Par courriel du 27 juin 2018, la société Philae Développement lui a adressé la plaquette commerciale ainsi que différents bilans.
Par courriel du 02 juillet 2018, la société Philae Développement lui a également adressé un plan d’investissement, ainsi qu’un « point d’équilibre financier mensuel ».
Par courriel du 15 juillet 2018, Madame [X] a demandé à la société Philae Développement un certain nombre de renseignements complémentaires portant notamment sur la liste des fournisseurs ayant négocié des tarifs préférentiels et le contenu des frais de communication mis en compte au plan d’investissement.
Par courriel du dimanche 15 juillet 2018, la société Philae Développement s’est engagée à lui répondre dans les deux jours suivants.
Telles sont les circonstances dans lesquelles Madame [X] a mis la société Philae Développement en demeure, par courrier d’avocat du 27 juillet 2018, d’accepter la nullité du contrat de licence, de prendre acte de la fin des relations contractuelles et de lui rembourser la somme de 10.200 euros par chèque de banque.

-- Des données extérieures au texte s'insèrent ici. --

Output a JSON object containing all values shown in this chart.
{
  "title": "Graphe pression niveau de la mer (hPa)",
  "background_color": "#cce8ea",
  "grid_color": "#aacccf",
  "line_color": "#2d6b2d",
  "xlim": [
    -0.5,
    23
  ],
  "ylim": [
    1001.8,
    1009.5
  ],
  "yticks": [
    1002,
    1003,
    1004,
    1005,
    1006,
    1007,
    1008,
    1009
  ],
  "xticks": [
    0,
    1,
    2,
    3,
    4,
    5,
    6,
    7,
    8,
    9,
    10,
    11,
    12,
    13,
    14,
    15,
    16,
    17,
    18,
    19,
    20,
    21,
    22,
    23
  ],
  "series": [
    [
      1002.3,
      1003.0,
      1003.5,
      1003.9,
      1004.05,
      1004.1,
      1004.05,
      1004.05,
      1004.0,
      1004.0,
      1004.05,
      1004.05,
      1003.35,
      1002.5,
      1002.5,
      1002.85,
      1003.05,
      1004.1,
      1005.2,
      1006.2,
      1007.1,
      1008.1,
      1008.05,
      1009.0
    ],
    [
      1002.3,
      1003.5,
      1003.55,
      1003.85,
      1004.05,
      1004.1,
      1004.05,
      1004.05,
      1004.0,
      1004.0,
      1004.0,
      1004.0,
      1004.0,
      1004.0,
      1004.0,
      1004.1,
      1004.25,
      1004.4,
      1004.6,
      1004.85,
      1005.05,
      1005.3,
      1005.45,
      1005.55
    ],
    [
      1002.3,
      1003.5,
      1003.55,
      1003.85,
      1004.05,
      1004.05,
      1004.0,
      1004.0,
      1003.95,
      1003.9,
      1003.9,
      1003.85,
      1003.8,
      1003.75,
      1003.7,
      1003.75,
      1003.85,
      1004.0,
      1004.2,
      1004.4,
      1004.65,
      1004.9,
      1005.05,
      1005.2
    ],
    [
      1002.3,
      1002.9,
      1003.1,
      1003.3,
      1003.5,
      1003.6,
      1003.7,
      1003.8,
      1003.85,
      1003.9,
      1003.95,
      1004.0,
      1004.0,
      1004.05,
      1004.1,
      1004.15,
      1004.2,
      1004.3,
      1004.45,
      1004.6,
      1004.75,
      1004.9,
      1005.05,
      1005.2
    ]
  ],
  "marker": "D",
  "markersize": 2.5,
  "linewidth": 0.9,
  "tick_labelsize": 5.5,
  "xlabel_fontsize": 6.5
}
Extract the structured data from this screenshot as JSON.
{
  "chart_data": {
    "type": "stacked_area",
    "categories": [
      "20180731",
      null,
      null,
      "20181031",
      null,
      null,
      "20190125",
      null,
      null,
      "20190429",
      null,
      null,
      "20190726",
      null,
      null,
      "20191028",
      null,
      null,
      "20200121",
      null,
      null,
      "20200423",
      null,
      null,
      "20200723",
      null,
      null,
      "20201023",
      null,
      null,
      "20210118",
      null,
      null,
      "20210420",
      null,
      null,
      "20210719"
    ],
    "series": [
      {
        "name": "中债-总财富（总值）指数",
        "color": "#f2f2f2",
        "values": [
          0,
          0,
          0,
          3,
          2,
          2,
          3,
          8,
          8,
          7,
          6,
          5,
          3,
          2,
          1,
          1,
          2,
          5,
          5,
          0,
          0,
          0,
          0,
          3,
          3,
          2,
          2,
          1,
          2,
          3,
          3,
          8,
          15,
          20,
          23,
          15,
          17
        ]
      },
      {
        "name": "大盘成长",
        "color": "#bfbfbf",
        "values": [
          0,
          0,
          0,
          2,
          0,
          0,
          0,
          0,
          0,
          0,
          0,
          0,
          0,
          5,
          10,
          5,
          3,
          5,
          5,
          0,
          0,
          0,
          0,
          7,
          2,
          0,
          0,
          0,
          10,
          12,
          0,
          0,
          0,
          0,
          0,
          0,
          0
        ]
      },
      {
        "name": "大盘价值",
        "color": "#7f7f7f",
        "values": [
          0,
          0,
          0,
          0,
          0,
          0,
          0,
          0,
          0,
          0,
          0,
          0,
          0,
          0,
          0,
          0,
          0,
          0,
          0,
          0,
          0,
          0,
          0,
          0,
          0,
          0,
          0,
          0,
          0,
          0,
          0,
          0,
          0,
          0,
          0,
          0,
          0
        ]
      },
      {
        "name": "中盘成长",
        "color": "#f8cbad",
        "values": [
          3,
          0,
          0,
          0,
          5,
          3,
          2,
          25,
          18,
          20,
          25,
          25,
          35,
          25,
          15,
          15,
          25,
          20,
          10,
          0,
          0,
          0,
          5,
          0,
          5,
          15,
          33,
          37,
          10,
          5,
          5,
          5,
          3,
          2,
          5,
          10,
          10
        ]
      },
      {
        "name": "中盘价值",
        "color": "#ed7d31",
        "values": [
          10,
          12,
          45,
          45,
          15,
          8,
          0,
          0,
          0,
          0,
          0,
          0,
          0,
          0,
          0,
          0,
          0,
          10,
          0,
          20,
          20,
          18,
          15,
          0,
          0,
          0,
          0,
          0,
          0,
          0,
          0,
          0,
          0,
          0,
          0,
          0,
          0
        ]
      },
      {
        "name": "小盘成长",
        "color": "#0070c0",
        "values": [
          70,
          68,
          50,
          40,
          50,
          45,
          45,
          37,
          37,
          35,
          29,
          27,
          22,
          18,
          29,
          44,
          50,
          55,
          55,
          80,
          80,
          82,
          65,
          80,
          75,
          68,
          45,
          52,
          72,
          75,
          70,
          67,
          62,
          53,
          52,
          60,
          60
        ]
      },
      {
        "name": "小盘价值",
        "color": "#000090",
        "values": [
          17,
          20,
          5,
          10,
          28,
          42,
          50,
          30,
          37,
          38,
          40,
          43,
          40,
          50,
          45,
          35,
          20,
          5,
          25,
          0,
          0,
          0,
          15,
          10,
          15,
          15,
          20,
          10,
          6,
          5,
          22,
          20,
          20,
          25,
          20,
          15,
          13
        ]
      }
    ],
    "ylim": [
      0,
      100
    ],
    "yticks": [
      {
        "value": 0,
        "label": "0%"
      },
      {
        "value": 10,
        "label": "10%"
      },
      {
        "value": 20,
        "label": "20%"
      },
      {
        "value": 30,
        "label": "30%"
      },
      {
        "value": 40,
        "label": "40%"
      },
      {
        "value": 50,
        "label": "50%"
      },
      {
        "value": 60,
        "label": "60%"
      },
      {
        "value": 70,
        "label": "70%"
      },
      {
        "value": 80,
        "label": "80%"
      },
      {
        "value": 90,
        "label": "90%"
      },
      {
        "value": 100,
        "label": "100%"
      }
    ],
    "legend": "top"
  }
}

Par assignation signifiée le 05 octobre 2018, Madame [S] [X] a fait citer la société Philae Développement devant le tribunal de grande instance de Lyon, aux fins d’obtenir la condamnation de la société Philae Développement à lui verser la somme de 10.200 euros en remboursement du droit d’entrée, outre celle de 5.000 euros à titre de dommages et intérêts.
Par jugement en date du 4 mars 2020, le tribunal judiciaire de Lyon a :
— condamné la société Philae Développement à payer à Madame [S] [X] à la somme de 10.200 euros TTC,
— débouté Madame [S] [X] de sa demande de dommages et intérêts et de toutes demandes plus amples,
— condamné la société Philae Développement à payer à Madame [S] [X] la somme de 2.500 euros au titre de l’article 700 du code de procédure civile,
— ordonné l’exécution provisoire,
— condamné la société Philae Développement aux dépens, distraits au profit des avocats.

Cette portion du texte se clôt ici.